Consider $M^3_{pq}$, a torus bundle over $S^1$ with fundamental group the HNN extension generated by three generators $x,y,z$ satisfying the relations $\quad [x,y], \quad x^z = x^p \quad$ and $y^z = y^q$. By the exact homotopy sequence, $M^3_{pq}$ is aspherical.
Suppose there is a closed manifold $E^{n+3}$ that is the total space of a $T^n$ bundle over infinitely many $M^3_{pq}$ satisfying $p\neq q$. As $M_{pq}^3$ is aspherical, so is $E$. Hence, this can only be the case if $\pi_1 M_{pq}$ is a quotient of $\pi_1 E$ by the fundamental group $\pi_1T^n$; note that $\pi_1E$ and $n$ may not depend on $(p,q)$. It seems unlikely that one can obtain an infinite amount of mutually non-isomorphic, non-abelian groups as quotients from a finitely generated group by only identifying elements that commute. However, I have failed to prove this.
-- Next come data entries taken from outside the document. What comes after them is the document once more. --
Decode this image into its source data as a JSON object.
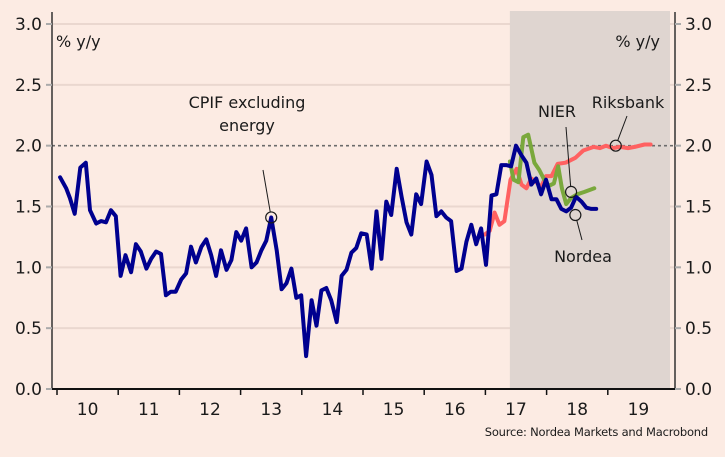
{
  "chart_data": {
    "type": "line",
    "title": "",
    "ylabel_left": "% y/y",
    "ylabel_right": "% y/y",
    "xlabel": "",
    "ylim": [
      0.0,
      3.0
    ],
    "yticks": [
      0.0,
      0.5,
      1.0,
      1.5,
      2.0,
      2.5,
      3.0
    ],
    "ytick_labels": [
      "0.0",
      "0.5",
      "1.0",
      "1.5",
      "2.0",
      "2.5",
      "3.0"
    ],
    "xlim": [
      2009.9,
      2019.15
    ],
    "xtick_labels": [
      "10",
      "11",
      "12",
      "13",
      "14",
      "15",
      "16",
      "17",
      "18",
      "19"
    ],
    "xtick_years": [
      2010,
      2011,
      2012,
      2013,
      2014,
      2015,
      2016,
      2017,
      2018,
      2019
    ],
    "forecast_shading": {
      "from": 2017.4,
      "to": 2019.9,
      "color": "#dfd5d0"
    },
    "reference_line": {
      "y": 2.0,
      "style": "dotted",
      "color": "#6b6b6b"
    },
    "grid": true,
    "colors": {
      "background": "#fcebe3",
      "grid": "#ead7cf",
      "axis": "#333333",
      "cpif": "#00008f",
      "nier": "#7aa83c",
      "riksbank": "#ff6161"
    },
    "series": [
      {
        "name": "CPIF excluding energy",
        "color": "#00008f",
        "x": [
          2010.05,
          2010.15,
          2010.21,
          2010.29,
          2010.38,
          2010.47,
          2010.54,
          2010.64,
          2010.72,
          2010.8,
          2010.88,
          2010.96,
          2011.04,
          2011.12,
          2011.21,
          2011.29,
          2011.37,
          2011.46,
          2011.54,
          2011.62,
          2011.7,
          2011.78,
          2011.86,
          2011.94,
          2012.03,
          2012.11,
          2012.19,
          2012.27,
          2012.36,
          2012.44,
          2012.52,
          2012.6,
          2012.68,
          2012.77,
          2012.85,
          2012.93,
          2013.01,
          2013.09,
          2013.18,
          2013.26,
          2013.34,
          2013.42,
          2013.5,
          2013.59,
          2013.67,
          2013.75,
          2013.83,
          2013.91,
          2013.99,
          2014.07,
          2014.16,
          2014.24,
          2014.32,
          2014.4,
          2014.48,
          2014.57,
          2014.65,
          2014.73,
          2014.81,
          2014.89,
          2014.97,
          2015.06,
          2015.14,
          2015.22,
          2015.3,
          2015.38,
          2015.46,
          2015.55,
          2015.63,
          2015.71,
          2015.79,
          2015.87,
          2015.95,
          2016.04,
          2016.12,
          2016.2,
          2016.28,
          2016.36,
          2016.44,
          2016.53,
          2016.61,
          2016.69,
          2016.77,
          2016.85,
          2016.93,
          2017.01,
          2017.1,
          2017.18,
          2017.26,
          2017.34,
          2017.42,
          2017.5,
          2017.59,
          2017.67,
          2017.75,
          2017.83,
          2017.91,
          2017.99,
          2018.08,
          2018.16,
          2018.24,
          2018.32,
          2018.4,
          2018.48,
          2018.57,
          2018.65,
          2018.73,
          2018.81
        ],
        "values": [
          1.74,
          1.65,
          1.57,
          1.44,
          1.82,
          1.86,
          1.47,
          1.36,
          1.38,
          1.37,
          1.47,
          1.42,
          0.93,
          1.1,
          0.96,
          1.19,
          1.13,
          0.99,
          1.07,
          1.13,
          1.11,
          0.77,
          0.8,
          0.8,
          0.9,
          0.95,
          1.17,
          1.04,
          1.17,
          1.23,
          1.1,
          0.93,
          1.14,
          0.98,
          1.06,
          1.29,
          1.22,
          1.32,
          1.0,
          1.04,
          1.14,
          1.22,
          1.41,
          1.14,
          0.82,
          0.87,
          0.99,
          0.75,
          0.77,
          0.27,
          0.73,
          0.52,
          0.81,
          0.83,
          0.73,
          0.55,
          0.93,
          0.98,
          1.12,
          1.16,
          1.28,
          1.27,
          0.99,
          1.46,
          1.07,
          1.54,
          1.43,
          1.81,
          1.58,
          1.37,
          1.27,
          1.6,
          1.52,
          1.87,
          1.76,
          1.42,
          1.46,
          1.41,
          1.38,
          0.97,
          0.99,
          1.21,
          1.35,
          1.19,
          1.32,
          1.02,
          1.59,
          1.6,
          1.84,
          1.84,
          1.83,
          2.0,
          1.92,
          1.86,
          1.68,
          1.73,
          1.6,
          1.72,
          1.56,
          1.56,
          1.48,
          1.46,
          1.49,
          1.58,
          1.54,
          1.49,
          1.48,
          1.48
        ]
      },
      {
        "name": "NIER",
        "color": "#7aa83c",
        "x": [
          2017.4,
          2017.46,
          2017.54,
          2017.62,
          2017.7,
          2017.8,
          2017.88,
          2017.96,
          2018.04,
          2018.12,
          2018.19,
          2018.25,
          2018.32,
          2018.4,
          2018.5,
          2018.62,
          2018.78
        ],
        "values": [
          1.87,
          1.72,
          1.7,
          2.07,
          2.09,
          1.86,
          1.8,
          1.72,
          1.67,
          1.69,
          1.83,
          1.65,
          1.52,
          1.57,
          1.6,
          1.62,
          1.65
        ]
      },
      {
        "name": "Riksbank",
        "color": "#ff6161",
        "x": [
          2016.99,
          2017.07,
          2017.15,
          2017.23,
          2017.31,
          2017.41,
          2017.51,
          2017.59,
          2017.67,
          2017.75,
          2017.83,
          2017.91,
          2017.99,
          2018.08,
          2018.18,
          2018.31,
          2018.47,
          2018.6,
          2018.77,
          2018.87,
          2018.97,
          2019.08,
          2019.2,
          2019.33,
          2019.44,
          2019.6,
          2019.7
        ],
        "values": [
          1.27,
          1.3,
          1.45,
          1.35,
          1.38,
          1.72,
          1.81,
          1.68,
          1.65,
          1.73,
          1.7,
          1.66,
          1.75,
          1.75,
          1.85,
          1.86,
          1.9,
          1.96,
          1.99,
          1.98,
          2.0,
          1.98,
          1.99,
          1.98,
          1.99,
          2.01,
          2.01
        ]
      }
    ],
    "annotations": [
      {
        "name": "cpif",
        "lines": [
          "CPIF excluding energy",
          ""
        ],
        "text_line1": "CPIF excluding",
        "text_line2": "energy",
        "point": {
          "x": 2013.5,
          "y": 1.41
        }
      },
      {
        "name": "nier",
        "text": "NIER",
        "point": {
          "x": 2018.4,
          "y": 1.62
        }
      },
      {
        "name": "riksbank",
        "text": "Riksbank",
        "point": {
          "x": 2019.13,
          "y": 2.0
        }
      },
      {
        "name": "nordea",
        "text": "Nordea",
        "point": {
          "x": 2018.47,
          "y": 1.43
        }
      }
    ]
  },
  "source": "Source: Nordea Markets and Macrobond"
}
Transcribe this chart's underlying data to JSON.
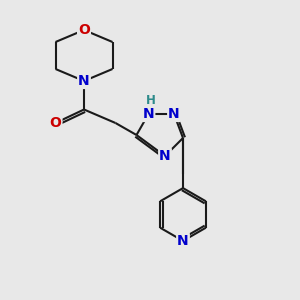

This begs the general question: How many exact sequences with non-abelian groups $H$
$$
0 \rightarrow Z^n \rightarrow G \rightarrow H \rightarrow e
$$
can a finitely presented group $G$ admit for fixed $n$? What are possible obstructions, aside from the kernel of $G\rightarrow H$ having to be abelian?